Compared to the original, this code is easier to understand and we've eliminated one class of copy-and-paste errors. There is still quite a bit of duplication since we're doing the same thing to multiple columns. We'll learn how to eliminate that duplication in [iteration], once you've learn more about R's data structures in [data-structures].
Another advantage of functions is that if our requirements change, we only need to make the change in one place. For example, we might discover that some of our variables include infinite values, and `rescale01()` fails:
This is an important part of the "do not repeat yourself" (or DRY) principle. The more repetition you have in your code, the more places you need to remember to update when things change (and they always could!), and the more likely you are to create bugs over time.

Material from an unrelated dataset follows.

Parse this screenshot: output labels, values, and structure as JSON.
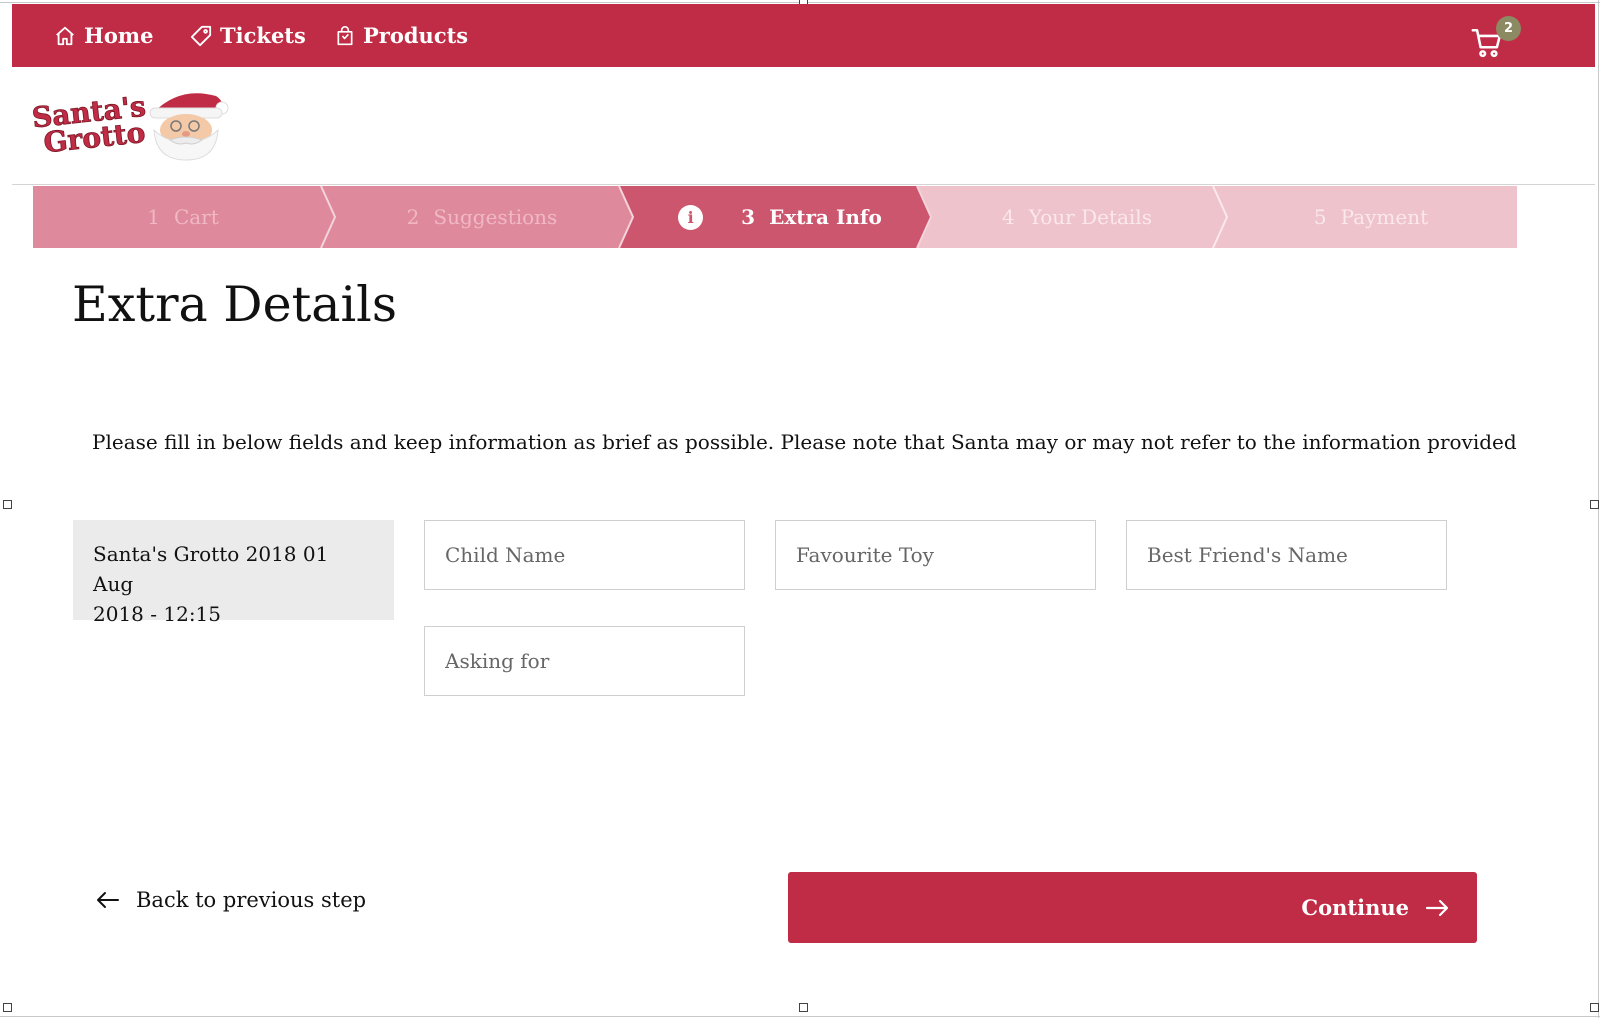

It's important to remember that functions are not just for the computer, but are also for humans. R doesn't care what your function is called, or what comments it contains, but these are important for human readers. This section discusses some things that you should bear in mind when writing functions that humans can understand.
The name of a function is important. Ideally, the name of your function will be short, but clearly evoke what the function does. However, it's hard to come up with concise names, and autocomplete makes it easy to type long names, so it's better to err on the side of clear descriptions, rather than short names.

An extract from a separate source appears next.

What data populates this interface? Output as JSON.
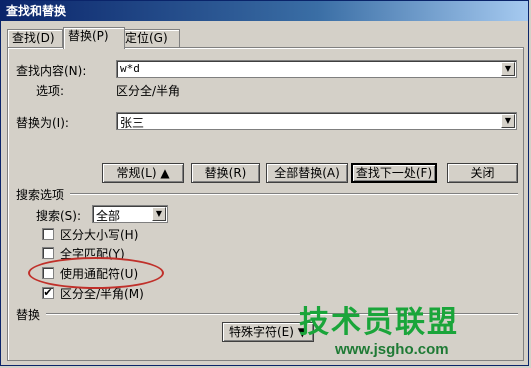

Generally, function names should be verbs, and arguments should be nouns. There are some exceptions: nouns are ok if the function computes a very well known noun (i.e. `mean()` is better than `compute_mean()`), or accessing some property of an object (i.e. `coef()` is better than `get_coefficients()`). A good sign that a noun might be a better choice is if you're using a very broad verb like "get", "compute", "calculate", or "determine". Use your best judgement and don't be afraid to rename a function if you figure out a better name later.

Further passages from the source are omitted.